NHS officials wrote to the husband of a woman fighting a lethal cancer given to her in an organ transplant and mistakenly apologised for her death.

Yesterday, the NHS Blood and Transplant Service apologised for the letter as cancer patient Pauline Hunt voiced her disbelief.

She was given deadly cancer from a new kidney and was aghast when NHS officials wrote to her husband expressing their condolences for her death. She said: “They might have given me a death sentence – but I’m not dead yet. I’m still here, fighting to stay with my family and loved ones for as long as possible.”

The shocking mistake was made on Wednesday after Pauline’s husband Gordon, 58, had written to complain to the NHS Blood and Transplant service.

He was stunned to receive a reply from the service’s clinical governance support team, stating: “I am very sorry to hear of your wife’s death. Please can you send me your wife’s details below and I will forward on to the relevant team to look into your concerns.”

Gordon said: “Not only have they managed to give my wife a deadly cancer, they can’t even get it right that she’s still alive. After what has happened, this seems almost wilful.

“It has caused both of us more heartache and upset during what is already an extremely difficult time.”

Gordon said Pauline, 49, from Kilmarnock, broke down when she saw the message.

He said: “Pauline was in tears when I showed her what had been said and she’s not been the same since. It’s brought it all home to her, just what she is facing.”

Gordon had written to formally complain about what has happened to his wife.

The couple and the family of Tom Tyreman, who died in February in Newcastle’s Freeman Hospital two months after he was given cancer from a liver from the same donor, are calling for an inquiry.

The family of Tom, a 63-year-old from Stockton, were not told the transplant had given him cancer until months after his death.

Tests showed the cancer had originated from the female donor, a 57-year-old woman who had died from a blood-clotting illness.

Tom’s wife Judy, 60, and their two children – Jonathan 33, and Emma, 30 – decided not to tell him he was dying of cancer because he became ill very quickly.

Tom suffered from a fatty liver and had been on the waiting list for just three weeks when he got a transplant.

He and Judy had been together for 44 years and she said she will never get over how he was taken from her.
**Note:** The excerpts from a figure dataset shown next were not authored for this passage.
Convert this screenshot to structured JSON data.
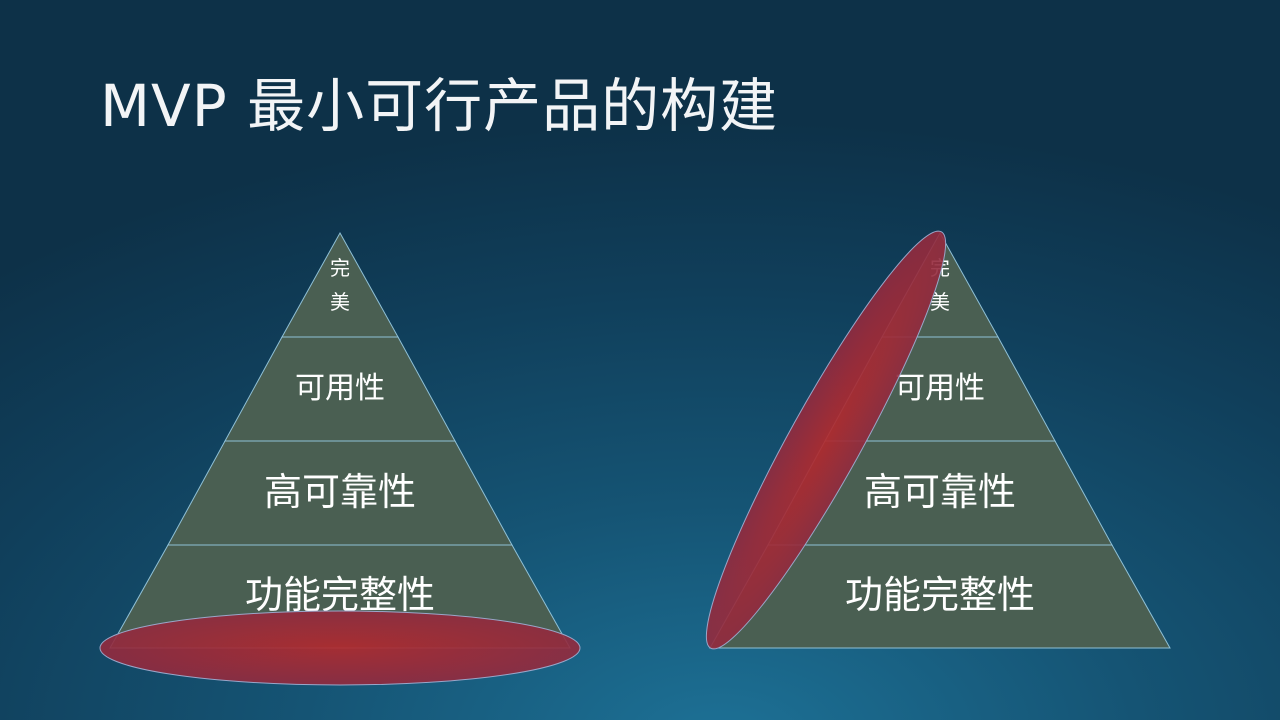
{
  "slide": {
    "title": "MVP 最小可行产品的构建"
  },
  "pyramids": [
    {
      "levels": [
        {
          "label_lines": [
            "完",
            "美"
          ]
        },
        {
          "label_lines": [
            "可用性"
          ]
        },
        {
          "label_lines": [
            "高可靠性"
          ]
        },
        {
          "label_lines": [
            "功能完整性"
          ]
        }
      ],
      "highlight": "base-ellipse"
    },
    {
      "levels": [
        {
          "label_lines": [
            "完",
            "美"
          ]
        },
        {
          "label_lines": [
            "可用性"
          ]
        },
        {
          "label_lines": [
            "高可靠性"
          ]
        },
        {
          "label_lines": [
            "功能完整性"
          ]
        }
      ],
      "highlight": "diagonal-ellipse"
    }
  ],
  "colors": {
    "pyramid_fill": "#4a5f52",
    "pyramid_stroke": "#8fc0d6",
    "highlight_fill": "#a52a35"
  }
}
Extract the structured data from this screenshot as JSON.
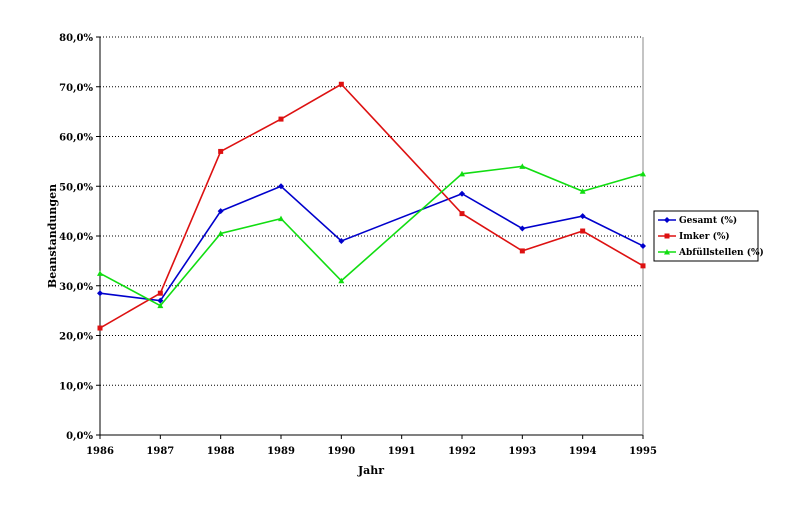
{
  "chart_data": {
    "type": "line",
    "title": "",
    "xlabel": "Jahr",
    "ylabel": "Beanstandungen",
    "x": [
      "1986",
      "1987",
      "1988",
      "1989",
      "1990",
      "1991",
      "1992",
      "1993",
      "1994",
      "1995"
    ],
    "y_ticks": [
      "0,0%",
      "10,0%",
      "20,0%",
      "30,0%",
      "40,0%",
      "50,0%",
      "60,0%",
      "70,0%",
      "80,0%"
    ],
    "ylim": [
      0,
      80
    ],
    "grid": "horizontal dotted",
    "legend_position": "right",
    "series": [
      {
        "name": "Gesamt (%)",
        "color": "#0000cc",
        "marker": "diamond",
        "values": [
          28.5,
          27,
          45,
          50,
          39,
          null,
          48.5,
          41.5,
          44,
          38
        ]
      },
      {
        "name": "Imker (%)",
        "color": "#dd1111",
        "marker": "square",
        "values": [
          21.5,
          28.5,
          57,
          63.5,
          70.5,
          null,
          44.5,
          37,
          41,
          34
        ]
      },
      {
        "name": "Abfüllstellen (%)",
        "color": "#11dd11",
        "marker": "triangle",
        "values": [
          32.5,
          26,
          40.5,
          43.5,
          31,
          null,
          52.5,
          54,
          49,
          52.5
        ]
      }
    ]
  }
}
She said: “I could accept Tom dying from liver disease, from complications from the operation or from organ rejection. But I will never accept that he died from cancer from his liver donor.

“How could it have been missed that the donor had cancer?”

Medical reports reveal cancer was found in the donor’s liver and kidney.

The reports state the aggressive cancer spread quickly through Tom and Pauline.

Pauline had her donor kidney removed two days after Tom passed away and then she almost died from sepsis at Queen Elizabeth Hospital in Glasgow. Too ill for chemotherapy, she has told doctors not to tell her how long she has left to live.

The couple were married in hospital after Pauline was told she is dying from cancer.

Olive McGowan, assistant director of the Directorate of NHS Blood and Transplant, said: “We’ve apologised to Mr Hunt for this mistake and the upset that it has caused. We’ve explained to him that we are truly sorry for this mistake.

“A non-clinical member of our team misinterpreted the correspondence we received and took the words ‘deadly cancer’ to mean Mr Hunt’s wife had sadly passed away.”

The Scottish MP who had planned to raise Pauline’s case with Westminster’s Health and Social Care Select Committee will do so this week after last week’s meeting was cancelled due to the Brexit vote.

But Dr Lisa Cameron says she will ask committee chair Dr Sarah Wollaston to look how screening of organs can be improved.